6 Responses to SHE LOOKS NOTHING LIKE YOU by Egypt Titchenal

  1. Kate says:

    What an evocative piece, Egypt. I had the opposite experience, growing up in a family that I had been “matched” to, all blue eyed and most blonde haired. I heard often that I looked like my adoptive mother but I knew that was a superficial falsehood – I simply had the same colour eyes and hair. I don’t know if it was her unwillingness to let me talk about being adopted but I railed against peoples’ insistence that I looked like her. When I met my biological mother at the age of 27, I had what you described, the “that’s how genetics work” moment. It still strikes me when I see her, 15 years on. My boy and I are as similar as you and yours which is a profoundly satisfying experience. Thank you for writing this piece, it has given me much to ponder.

    • Egypt says:

      Thanks Kate!

      While I was told that I didn’t look like my mom growing up, I can relate to that superficial looks, because I was ‘matched’ to look like my blonde adoptive dad. When I met my biological dad it was similar to your meeting of your mom…where I was like, “oh yeah, that’s what looking like someone REALLY feels like!”

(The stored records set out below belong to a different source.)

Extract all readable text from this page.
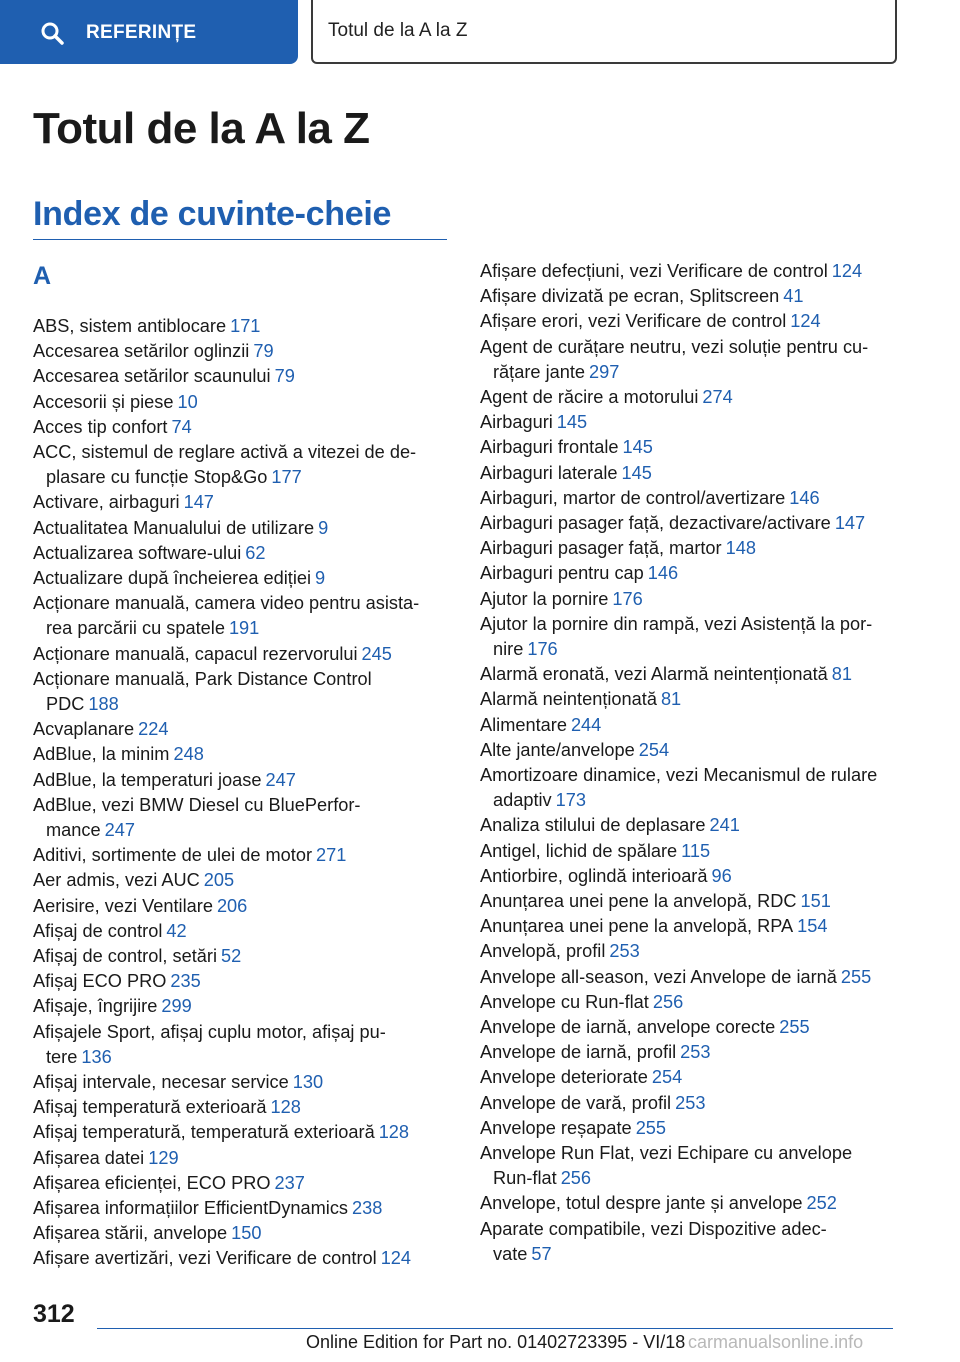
REFERINȚE	Totul de la A la Z
Totul de la A la Z
Index de cuvinte-cheie
A
ABS, sistem antiblocare 171
Accesarea setărilor oglinzii 79
Accesarea setărilor scaunului 79
Accesorii și piese 10
Acces tip confort 74
ACC, sistemul de reglare activă a vitezei de de-
plasare cu funcție Stop&Go 177
Activare, airbaguri 147
Actualitatea Manualului de utilizare 9
Actualizarea software-ului 62
Actualizare după încheierea ediției 9
Acționare manuală, camera video pentru asista-
rea parcării cu spatele 191
Acționare manuală, capacul rezervorului 245
Acționare manuală, Park Distance Control
PDC 188
Acvaplanare 224
AdBlue, la minim 248
AdBlue, la temperaturi joase 247
AdBlue, vezi BMW Diesel cu BluePerfor-
mance 247
Aditivi, sortimente de ulei de motor 271
Aer admis, vezi AUC 205
Aerisire, vezi Ventilare 206
Afișaj de control 42
Afișaj de control, setări 52
Afișaj ECO PRO 235
Afișaje, îngrijire 299
Afișajele Sport, afișaj cuplu motor, afișaj pu-
tere 136
Afișaj intervale, necesar service 130
Afișaj temperatură exterioară 128
Afișaj temperatură, temperatură exterioară 128
Afișarea datei 129
Afișarea eficienței, ECO PRO 237
Afișarea informațiilor EfficientDynamics 238
Afișarea stării, anvelope 150
Afișare avertizări, vezi Verificare de control 124
Afișare defecțiuni, vezi Verificare de control 124
Afișare divizată pe ecran, Splitscreen 41
Afișare erori, vezi Verificare de control 124
Agent de curățare neutru, vezi soluție pentru cu-
rățare jante 297
Agent de răcire a motorului 274
Airbaguri 145
Airbaguri frontale 145
Airbaguri laterale 145
Airbaguri, martor de control/avertizare 146
Airbaguri pasager față, dezactivare/activare 147
Airbaguri pasager față, martor 148
Airbaguri pentru cap 146
Ajutor la pornire 176
Ajutor la pornire din rampă, vezi Asistență la por-
nire 176
Alarmă eronată, vezi Alarmă neintenționată 81
Alarmă neintenționată 81
Alimentare 244
Alte jante/anvelope 254
Amortizoare dinamice, vezi Mecanismul de rulare
adaptiv 173
Analiza stilului de deplasare 241
Antigel, lichid de spălare 115
Antiorbire, oglindă interioară 96
Anunțarea unei pene la anvelopă, RDC 151
Anunțarea unei pene la anvelopă, RPA 154
Anvelopă, profil 253
Anvelope all-season, vezi Anvelope de iarnă 255
Anvelope cu Run-flat 256
Anvelope de iarnă, anvelope corecte 255
Anvelope de iarnă, profil 253
Anvelope deteriorate 254
Anvelope de vară, profil 253
Anvelope reșapate 255
Anvelope Run Flat, vezi Echipare cu anvelope
Run-flat 256
Anvelope, totul despre jante și anvelope 252
Aparate compatibile, vezi Dispozitive adec-
vate 57
312
Online Edition for Part no. 01402723395 - VI/18 carmanualsonline.info
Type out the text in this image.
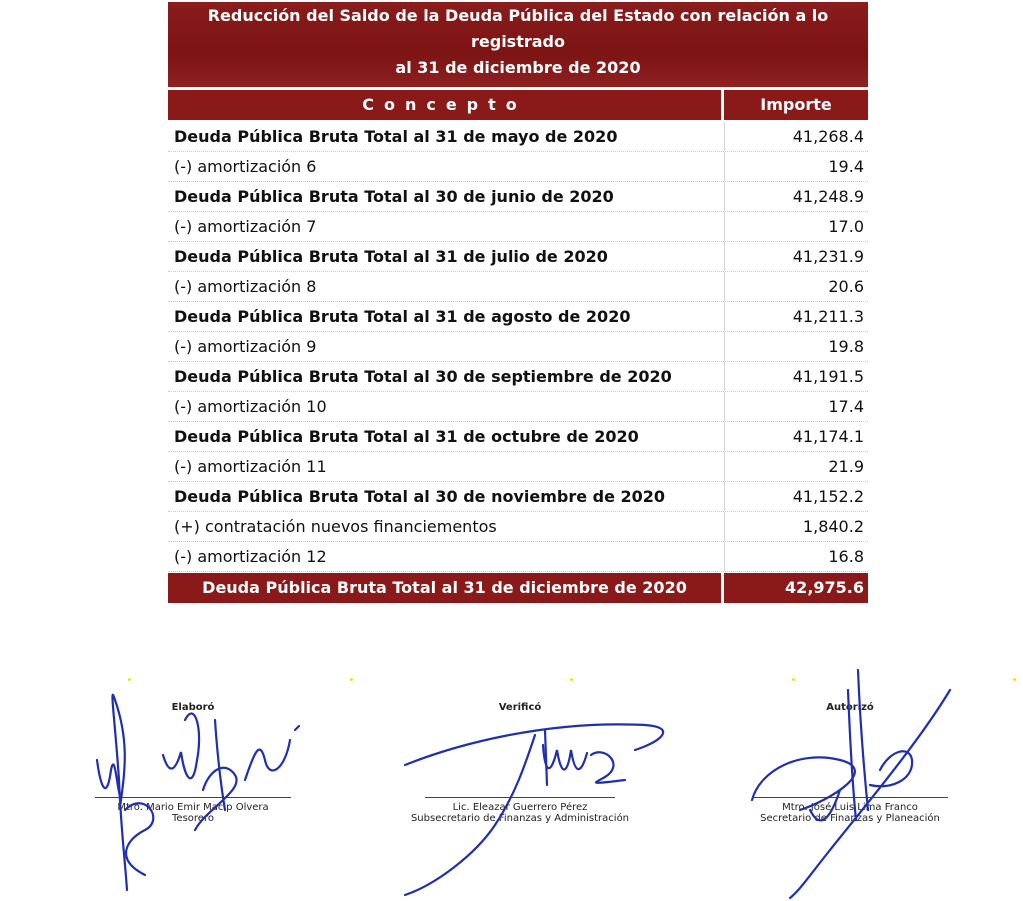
Reducción del Saldo de la Deuda Pública del Estado con relación a lo registrado
al 31 de diciembre de 2020
Concepto	Importe
Deuda Pública Bruta Total al 31 de mayo de 2020	41,268.4
(-) amortización 6	19.4
Deuda Pública Bruta Total al 30 de junio de 2020	41,248.9
(-) amortización 7	17.0
Deuda Pública Bruta Total al 31 de julio de 2020	41,231.9
(-) amortización 8	20.6
Deuda Pública Bruta Total al 31 de agosto de 2020	41,211.3
(-) amortización 9	19.8
Deuda Pública Bruta Total al 30 de septiembre de 2020	41,191.5
(-) amortización 10	17.4
Deuda Pública Bruta Total al 31 de octubre de 2020	41,174.1
(-) amortización 11	21.9
Deuda Pública Bruta Total al 30 de noviembre de 2020	41,152.2
(+) contratación nuevos financiementos	1,840.2
(-) amortización 12	16.8
Deuda Pública Bruta Total al 31 de diciembre de 2020	42,975.6
Elaboró
Mtro. Mario Emir Macip Olvera
Tesorero
Verificó
Lic. Eleazar Guerrero Pérez
Subsecretario de Finanzas y Administración
Autorizó
Mtro. José Luis Lima Franco
Secretario de Finanzas y Planeación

      Thanks for your feedback, glad you could relate. 🙂

  2. Faith says:

    I am not adopted, and until recently I didn’t really think about the experience of an adoptee- to me, adoption was always just the life-friendly argument against abortion. One of my close friends is adopted and I’m now beginning to see it’s not all rainbows and unicorns. I feel more respectful of those who did not grow up with all the answers. Thank you, Egypt, for educating me with your lovely story.

    • Thanks for reading, Faith! I like hearing your reflection on how adoption was always thought of as answer to the abortion discussion, but that you’re exploring what it’s like to have that lived reality. I’m sure your adopted friend appreciates that you’re open to hearing the adoptee story!

  3. Karen says:

    I am adopted also. My skin was the same color as adopted parents but my features and shape was so different. A great story to describe how it feels to be adopted

    • I have heard people say, ‘well people in biological families don’t always look alike,” which is totally true, and I wonder if I had been their biological daughter would I have had as many conflicting feelings over how I looked growing up and didn’t look like them?! All of the many feelings!

      Appreciate you reading. Glad you could relate.